Some Things May Seem Inconsequential, but They Make Life Better
Recently, as I was lumbering around my house and my eyes started spinning in their sockets from seeing the exact same things every day (due to the community quarantine), I have been asking myself a lot about why I do the little things I do. Why must I arrange the pillows on the sofa according to the prints on the pillows? Why do I arrange the files on my computer so carefully? Why is it that even if something as small as arranging the pens and pencils in my organizer seems so inconsequential, I still do it?
This past year, we weren’t able to do things that were so normal before. They were so normal, I thought I could do them forever. I could no longer travel, or go outside to attend school and work, of course. I also couldn’t celebrate holidays with other people in the same way. I couldn’t barge in my friends’ houses anytime I wanted.
I also lost some of the little things that I do every day.

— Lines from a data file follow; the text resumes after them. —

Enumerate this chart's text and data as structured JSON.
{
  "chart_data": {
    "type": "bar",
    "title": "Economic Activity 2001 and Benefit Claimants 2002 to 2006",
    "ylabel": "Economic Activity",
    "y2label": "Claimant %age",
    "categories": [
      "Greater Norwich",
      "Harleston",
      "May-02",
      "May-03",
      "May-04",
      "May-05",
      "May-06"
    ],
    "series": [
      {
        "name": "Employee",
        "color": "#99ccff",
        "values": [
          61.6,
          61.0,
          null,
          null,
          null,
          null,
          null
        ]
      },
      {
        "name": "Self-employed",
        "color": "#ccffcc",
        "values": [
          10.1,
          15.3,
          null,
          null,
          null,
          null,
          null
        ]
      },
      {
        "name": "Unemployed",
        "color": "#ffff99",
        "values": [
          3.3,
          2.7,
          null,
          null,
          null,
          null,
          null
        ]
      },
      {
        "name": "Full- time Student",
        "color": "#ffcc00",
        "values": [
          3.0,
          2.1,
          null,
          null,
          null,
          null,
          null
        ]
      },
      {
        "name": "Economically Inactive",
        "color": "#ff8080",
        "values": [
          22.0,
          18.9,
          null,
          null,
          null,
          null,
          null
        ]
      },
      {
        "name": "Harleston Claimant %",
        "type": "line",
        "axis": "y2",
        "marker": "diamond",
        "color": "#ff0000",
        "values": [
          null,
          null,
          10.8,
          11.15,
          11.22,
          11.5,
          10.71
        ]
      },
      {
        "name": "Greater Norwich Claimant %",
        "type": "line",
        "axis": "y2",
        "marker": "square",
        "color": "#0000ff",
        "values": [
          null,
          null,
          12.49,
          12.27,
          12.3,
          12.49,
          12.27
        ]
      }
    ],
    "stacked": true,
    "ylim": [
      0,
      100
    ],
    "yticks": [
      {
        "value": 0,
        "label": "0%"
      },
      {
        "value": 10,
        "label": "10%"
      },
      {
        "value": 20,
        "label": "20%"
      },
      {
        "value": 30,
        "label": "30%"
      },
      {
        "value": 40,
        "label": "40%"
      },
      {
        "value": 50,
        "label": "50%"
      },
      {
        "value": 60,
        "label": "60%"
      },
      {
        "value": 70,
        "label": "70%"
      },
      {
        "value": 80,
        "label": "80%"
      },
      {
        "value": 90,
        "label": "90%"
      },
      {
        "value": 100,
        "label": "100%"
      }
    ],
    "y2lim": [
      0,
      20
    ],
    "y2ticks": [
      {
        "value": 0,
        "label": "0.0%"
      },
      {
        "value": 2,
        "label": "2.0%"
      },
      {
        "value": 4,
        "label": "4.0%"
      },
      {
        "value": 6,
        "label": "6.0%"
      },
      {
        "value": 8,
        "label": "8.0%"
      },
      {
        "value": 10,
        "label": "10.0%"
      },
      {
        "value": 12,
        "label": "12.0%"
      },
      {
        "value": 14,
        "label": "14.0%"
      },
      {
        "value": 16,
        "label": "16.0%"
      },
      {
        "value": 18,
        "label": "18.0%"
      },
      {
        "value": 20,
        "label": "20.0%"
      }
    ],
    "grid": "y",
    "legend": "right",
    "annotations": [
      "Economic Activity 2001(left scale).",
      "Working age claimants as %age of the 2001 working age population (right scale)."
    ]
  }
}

I was barely able to experience opening and closing the door of my shoe cabinet this year. I stayed at home all day, every single day (for 8 months or more. My city has the longest lockdown in the world). I didn’t experience punching holes in the stationery we would use for writing our teachers’ day letters. I didn’t experience shutting our classroom door as it vehemently fought to stay open every time the wind blew.
So, why do I still do the little things that I do, even if they seem inconsequential? Firstly, it is because they make life better. These little things add up, and then add up a little more, so that each day becomes a tiny bit easier and brighter.
The world will still turn even if the pillows on the sofa are a little bit lopsided. The moon will still reflect the sun’s light even if my pens and pencils are quite messy. However, when I fix these things, they make my life a bit better. They are part of my everyday routine.
They may seem inconsequential now, but opening my shoe cabinet and punching holes in stationery also seemed inconsequential at the time.
Secondly, I do them because my everyday routine, along with the little things that I get to do, can change at any moment. The pandemic made sure that I know nothing is set in stone and nothing will ever be certain.
Because I know that, I will appreciate these small things that I do a little more. I won’t be able to do them forever, anyway. I won’t own the same pillows forever, and I won’t have the same desk or the same pens and pencils forever. I may not live in the same house in the distant, unknown future.
Life’s Made up of Little Things by Mary R. Hartman
Life is made up of little things,
no great sacrifice or duty,
but smiles and many a cheerful word
fill up our lives with beauty.
The heartaches, as they come and go
are but blessings in disguises,
for time will turn the pages o`er
and show us great surprises.
Thank you for reading, and Happy New Year! Stay safe and healthy.